Incidence of Widowhood
Considerable change in age-specific incidence of widowhood has occurred over this century. The prevalence of widows among ever-married women at various ages in 1910, 1940, and 1970 is shown in figure 10.1. Widowhood during young adulthood was relatively uncommon in 1910. About 13 percent of ever-married women aged 35-39 had experienced the disruption of their first marriage, and 7 percent were classified as currently widowed. After age 45, the ratio of widowed to ever-married women grew rapidly. About one-fifth of ever-married women aged 50 in 1910 were widows, but more than half of those aged 65-69 were widows.
As mortality, rates declined over the twentieth century, the incidence of widowhood decreased at every age (fig. 10.1). For example, the proportion of widows among ever-married woman aged 35-39 declined by 50 percent between 1910 and 1940, and by 1970, only 2 percent were in this category. In each time period examined here, the incidence of widowhood rises with

Fig. 10.1.
Ever-married white women in the northeastern United States
who were widows, by age: U.S. census, 1910, 1940, and 1970.
age. Increasingly over time, widowhood became associated with later life. In 1940, widowhood did not become the modal experience until around age 70, and by 1970, the tipping point was well past age 70.
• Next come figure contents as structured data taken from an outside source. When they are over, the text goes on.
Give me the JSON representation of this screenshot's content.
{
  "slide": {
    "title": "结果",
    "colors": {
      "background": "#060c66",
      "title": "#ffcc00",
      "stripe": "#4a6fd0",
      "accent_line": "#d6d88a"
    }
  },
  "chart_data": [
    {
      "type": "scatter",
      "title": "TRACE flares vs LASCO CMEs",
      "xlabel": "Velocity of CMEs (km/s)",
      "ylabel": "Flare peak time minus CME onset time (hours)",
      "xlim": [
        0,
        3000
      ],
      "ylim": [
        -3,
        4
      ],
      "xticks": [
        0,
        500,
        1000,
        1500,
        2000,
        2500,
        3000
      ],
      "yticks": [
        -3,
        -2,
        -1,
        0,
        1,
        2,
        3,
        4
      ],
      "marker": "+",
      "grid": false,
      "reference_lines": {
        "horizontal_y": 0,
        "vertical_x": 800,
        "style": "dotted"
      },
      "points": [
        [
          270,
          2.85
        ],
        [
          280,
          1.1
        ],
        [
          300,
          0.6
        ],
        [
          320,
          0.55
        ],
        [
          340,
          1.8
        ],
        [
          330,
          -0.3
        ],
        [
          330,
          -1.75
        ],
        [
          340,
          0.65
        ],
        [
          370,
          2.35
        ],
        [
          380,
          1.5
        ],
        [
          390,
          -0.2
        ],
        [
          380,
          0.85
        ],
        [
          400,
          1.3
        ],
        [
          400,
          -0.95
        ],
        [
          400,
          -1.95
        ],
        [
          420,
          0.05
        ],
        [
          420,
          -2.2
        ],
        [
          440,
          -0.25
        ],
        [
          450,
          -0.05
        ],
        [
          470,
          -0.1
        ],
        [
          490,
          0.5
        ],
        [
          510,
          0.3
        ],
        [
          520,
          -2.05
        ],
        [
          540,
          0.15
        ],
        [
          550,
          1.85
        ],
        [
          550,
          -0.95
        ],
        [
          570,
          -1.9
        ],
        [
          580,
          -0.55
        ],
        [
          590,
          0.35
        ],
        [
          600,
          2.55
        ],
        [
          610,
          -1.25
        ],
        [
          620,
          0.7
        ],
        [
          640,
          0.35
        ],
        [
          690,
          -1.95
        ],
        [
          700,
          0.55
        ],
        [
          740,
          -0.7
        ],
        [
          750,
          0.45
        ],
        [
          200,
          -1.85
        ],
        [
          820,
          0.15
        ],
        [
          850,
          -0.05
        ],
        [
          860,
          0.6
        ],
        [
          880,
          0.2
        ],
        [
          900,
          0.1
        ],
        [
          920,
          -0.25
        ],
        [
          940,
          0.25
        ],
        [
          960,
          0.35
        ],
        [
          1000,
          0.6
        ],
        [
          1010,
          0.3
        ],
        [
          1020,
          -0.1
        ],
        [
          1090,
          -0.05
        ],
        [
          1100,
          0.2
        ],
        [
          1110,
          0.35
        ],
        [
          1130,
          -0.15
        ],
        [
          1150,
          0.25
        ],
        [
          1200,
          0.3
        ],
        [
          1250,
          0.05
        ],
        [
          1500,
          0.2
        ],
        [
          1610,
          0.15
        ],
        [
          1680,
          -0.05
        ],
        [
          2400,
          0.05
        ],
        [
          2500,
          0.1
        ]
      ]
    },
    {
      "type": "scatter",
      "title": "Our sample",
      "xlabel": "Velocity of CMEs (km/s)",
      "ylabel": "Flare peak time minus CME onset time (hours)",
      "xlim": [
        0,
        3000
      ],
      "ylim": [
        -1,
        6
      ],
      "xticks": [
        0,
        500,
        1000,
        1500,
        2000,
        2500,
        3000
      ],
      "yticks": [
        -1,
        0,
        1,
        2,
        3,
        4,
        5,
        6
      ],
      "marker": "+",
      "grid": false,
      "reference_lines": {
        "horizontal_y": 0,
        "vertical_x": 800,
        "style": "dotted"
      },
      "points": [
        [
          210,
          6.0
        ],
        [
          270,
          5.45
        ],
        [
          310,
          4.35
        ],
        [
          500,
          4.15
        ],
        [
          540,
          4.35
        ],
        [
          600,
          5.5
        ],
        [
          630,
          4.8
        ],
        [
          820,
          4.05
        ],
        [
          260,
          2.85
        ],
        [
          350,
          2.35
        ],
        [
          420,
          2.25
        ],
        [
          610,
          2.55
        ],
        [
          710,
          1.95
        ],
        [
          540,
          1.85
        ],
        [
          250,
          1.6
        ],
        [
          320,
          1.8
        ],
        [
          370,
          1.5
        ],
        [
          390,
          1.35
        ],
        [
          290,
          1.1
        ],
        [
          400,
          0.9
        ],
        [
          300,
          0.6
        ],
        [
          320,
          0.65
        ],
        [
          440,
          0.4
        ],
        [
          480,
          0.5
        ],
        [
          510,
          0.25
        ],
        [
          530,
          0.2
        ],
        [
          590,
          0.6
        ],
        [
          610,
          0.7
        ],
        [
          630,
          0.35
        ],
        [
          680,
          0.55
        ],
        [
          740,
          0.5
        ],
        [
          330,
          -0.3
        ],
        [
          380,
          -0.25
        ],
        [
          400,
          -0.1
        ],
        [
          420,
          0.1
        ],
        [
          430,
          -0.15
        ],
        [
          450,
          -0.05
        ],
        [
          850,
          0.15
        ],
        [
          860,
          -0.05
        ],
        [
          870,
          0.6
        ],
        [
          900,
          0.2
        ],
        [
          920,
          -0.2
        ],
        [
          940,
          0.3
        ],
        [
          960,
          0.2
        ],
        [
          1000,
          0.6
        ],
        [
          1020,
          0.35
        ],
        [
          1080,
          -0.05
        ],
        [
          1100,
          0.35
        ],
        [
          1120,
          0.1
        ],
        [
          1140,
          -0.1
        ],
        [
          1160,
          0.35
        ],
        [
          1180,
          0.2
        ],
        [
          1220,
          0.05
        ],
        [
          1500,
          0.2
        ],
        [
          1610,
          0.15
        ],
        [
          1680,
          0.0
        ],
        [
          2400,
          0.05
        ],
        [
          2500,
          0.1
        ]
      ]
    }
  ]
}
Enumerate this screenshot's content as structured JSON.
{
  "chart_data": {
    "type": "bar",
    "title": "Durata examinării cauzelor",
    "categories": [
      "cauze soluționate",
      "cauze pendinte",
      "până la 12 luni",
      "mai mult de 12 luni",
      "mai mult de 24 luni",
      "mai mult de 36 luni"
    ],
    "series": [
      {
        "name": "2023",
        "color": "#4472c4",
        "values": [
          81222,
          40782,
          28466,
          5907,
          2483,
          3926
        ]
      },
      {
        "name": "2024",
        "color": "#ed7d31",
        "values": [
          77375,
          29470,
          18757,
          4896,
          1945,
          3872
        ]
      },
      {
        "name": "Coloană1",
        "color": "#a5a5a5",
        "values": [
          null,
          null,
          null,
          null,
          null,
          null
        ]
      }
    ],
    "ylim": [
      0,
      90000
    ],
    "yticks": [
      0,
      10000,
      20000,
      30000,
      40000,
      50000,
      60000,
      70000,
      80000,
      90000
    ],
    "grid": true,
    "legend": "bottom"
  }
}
A woman's life course position at the time she loses her husband clearly has important implications for her experience as a widow. To be a young widow is different from being an old widow, and being a widow with children is different from being a childless widow, young or old. These two life course variables—age and number of children at the time of becoming a widow—are available from census records, and analysis begins with these two factors. How did age and number of children affect the work experience and living arrangements of widows in different historical time periods? After exploring these issues in the census data, we integrate these patterns of working and living arrangements with the available qualitative data from the ethnographic materials.